MIKE O'HARA

Joique Bell: 'I get mental reps every play'

Posted May 29, 2014

Joique Bell hasn’t caught any passes or carried the ball in the Lions’ OTA practices, but he isn’t taking any plays off, either.

Joique Bell hasn’t caught any passes or carried the ball in the Lions’ OTA practices, but he isn’t taking any plays off, either.

He keeps his mind in the game, even while his body is keeping him from participating physically.

Joique BellRB Joique Bell (Photo: Detroit Lions)

Bell and Reggie Bush are expected to combine to give the Lions one of the NFL’s top running-back duos again like they did last year, but Bell is being held out of practice while he recovers from a knee injury.

Even though he isn’t running through drills with his teammates, Bell is not an idle spectator in practice.

“I get mental reps every play,” Bell said after Wednesday’s practice. “I’m not just out there watching them practice. I get mental reps during our drills with our quarterback. I walk through with the 7-on-7.

“I take mental reps on every single play. Mental reps are just as important as going out there and getting physical reps.”

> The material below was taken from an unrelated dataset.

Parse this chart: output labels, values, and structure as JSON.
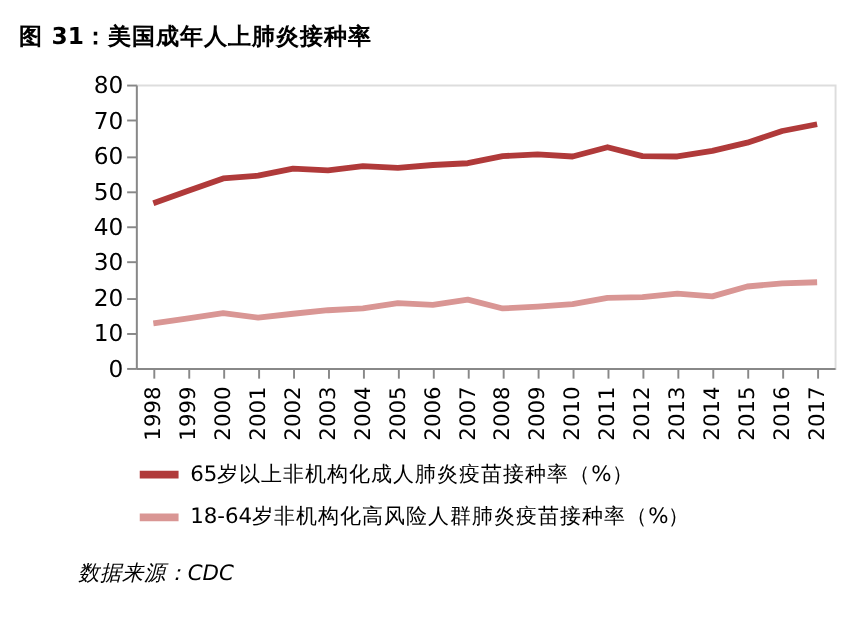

A quick take on the tailback position: The Lions have built depth there, with support behind Bell and Bush.

Bush and Bell combined for 2,679 yards and 15 TDs last year. Bush rushed for 1,006 yards and 4 TDs; Bell gained 650 yards and 8 TDs. Bush added 54 catches for 506 yards and 3 TDs; Bell had 53 catches for 547 yards without a score.

Competing behind them for depth at tailback are Theo Riddick, who showed promise as a rookie, and Mikel Leshoure, who’s looking to establish himself as part of the rotation after getting only two carries last year.

The Lions thought enough of Bell to sign him in March to a three-year contract worth a reported $9.3 million to keep him from entering the market as a restricted free agent.

Bell’s body will tell him when it’s time to practice.

“I’m going to give you my exact timetable,” he said. “My timetable is, I’m working as hard as I can to get back as soon as I can. As soon as I feel I’m at a position where I can go out there and I won’t hurt myself, that’s when I’ll be back out there.”

Bell spent time in New Orleans, where new offensive coordinator Joe Lombardi was an assistant, and he played for head coach Jim Caldwell in Indianapolis. That experience should have given him a jump on his teammates in learning a new offense.

“I’m not going to say it was relatively easy, but it was easier than (it was) for most of the other players,” Bell said. “A lot of it came back to me as we kept going over it. Definitely, it’s a lot like New Orleans, but at the same time there’s a lot of stuff we did last year that we were really good at.

“We have the ability on this team to do what we want to in order to win games. If we want to run, we’re going to run. In the past they said the Lions didn’t have a running game. We have a running game now.”